PCA results for individuals

  • ind.coord = res.pca$x
  • Cos2 of individuals. Two steps:
    • Calculate the square distance between each individual and the PCA center of gravity: d2 = [(var1_ind_i - mean_var1)/sd_var1]^2 + …+ [(var10_ind_i - mean_var10)/sd_var10]^2 + …+..
    • Calculate the cos2 as ind.coord^2/d2
  • Contributions of individuals to the principal components: 100 * (1 / number_of_individuals)*(ind.coord^2 / comp_sdev^2).
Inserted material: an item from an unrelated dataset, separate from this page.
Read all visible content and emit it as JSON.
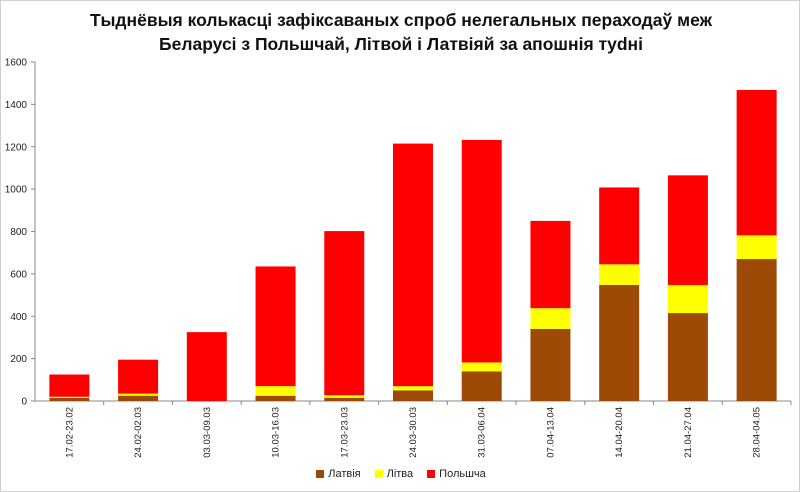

Note that the sum of all the contributions per column is 100
# Coordinates of individuals#::::::::::::::::::::::::::::::::::ind.coord <- res.pca$xhead(ind.coord[, 1:4])
## PC1 PC2 PC3 PC4## SEBRLE 0.191 -1.554 -0.628 0.0821## CLAY 0.790 -2.420 1.357 1.2698## BERNARD -1.329 -1.612 -0.196 -1.9209## YURKOV -0.869 0.433 -2.474 0.6972## ZSIVOCZKY -0.106 2.023 1.305 -0.0993## McMULLEN 0.119 0.992 0.844 1.3122
# Cos2 of individuals#:::::::::::::::::::::::::::::::::# 1. square of the distance between an individual and the# PCA center of gravitycenter <- res.pca$centerscale<- res.pca$scalegetdistance <- function(ind_row, center, scale){ return(sum(((ind_row-center)/scale)^2)) }d2 <- apply(decathlon2.active,1,getdistance, center, scale)# 2. Compute the cos2. The sum of each row is 1cos2 <- function(ind.coord, d2){return(ind.coord^2/d2)}ind.cos2 <- apply(ind.coord, 2, cos2, d2)head(ind.cos2[, 1:4])
## PC1 PC2 PC3 PC4## SEBRLE 0.00753 0.4975 0.08133 0.00139## CLAY 0.04870 0.4570 0.14363 0.12579## BERNARD 0.19720 0.2900 0.00429 0.41182## YURKOV 0.09611 0.0238 0.77823 0.06181## ZSIVOCZKY 0.00157 0.5764 0.23975 0.00139## McMULLEN 0.00218 0.1522 0.11014 0.26649
# Contributions of individuals#:::::::::::::::::::::::::::::::contrib <- function(ind.coord, comp.sdev, n.ind){ 100*(1/n.ind)*ind.coord^2/comp.sdev^2}ind.contrib <- t(apply(ind.coord, 1, contrib, res.pca$sdev, nrow(ind.coord)))head(ind.contrib[, 1:4])
## PC1 PC2 PC3 PC4## SEBRLE 0.0385 5.712 1.385 0.0357## CLAY 0.6581 13.854 6.460 8.5557## BERNARD 1.8627 6.144 0.135 19.5783## YURKOV 0.7969 0.443 21.476 2.5794## ZSIVOCZKY 0.0118 9.682 5.975 0.0523## McMULLEN 0.0148 2.325 2.497 9.1353
Principal Component Analysis in R: prcomp vs princomp - Articles (2024)
Top Articles
Latest Posts
Article information

Author: Melvina Ondricka

Last Updated:

Views: 6466

Rating: 4.8 / 5 (68 voted)

Reviews: 83% of readers found this page helpful

Author information

Name: Melvina Ondricka

Birthday: 2000-12-23

Address: Suite 382 139 Shaniqua Locks, Paulaborough, UT 90498

Phone: +636383657021

Job: Dynamic Government Specialist

Hobby: Kite flying, Watching movies, Knitting, Model building, Reading, Wood carving, Paintball

Introduction: My name is Melvina Ondricka, I am a helpful, fancy, friendly, innocent, outstanding, courageous, thoughtful person who loves writing and wants to share my knowledge and understanding with you.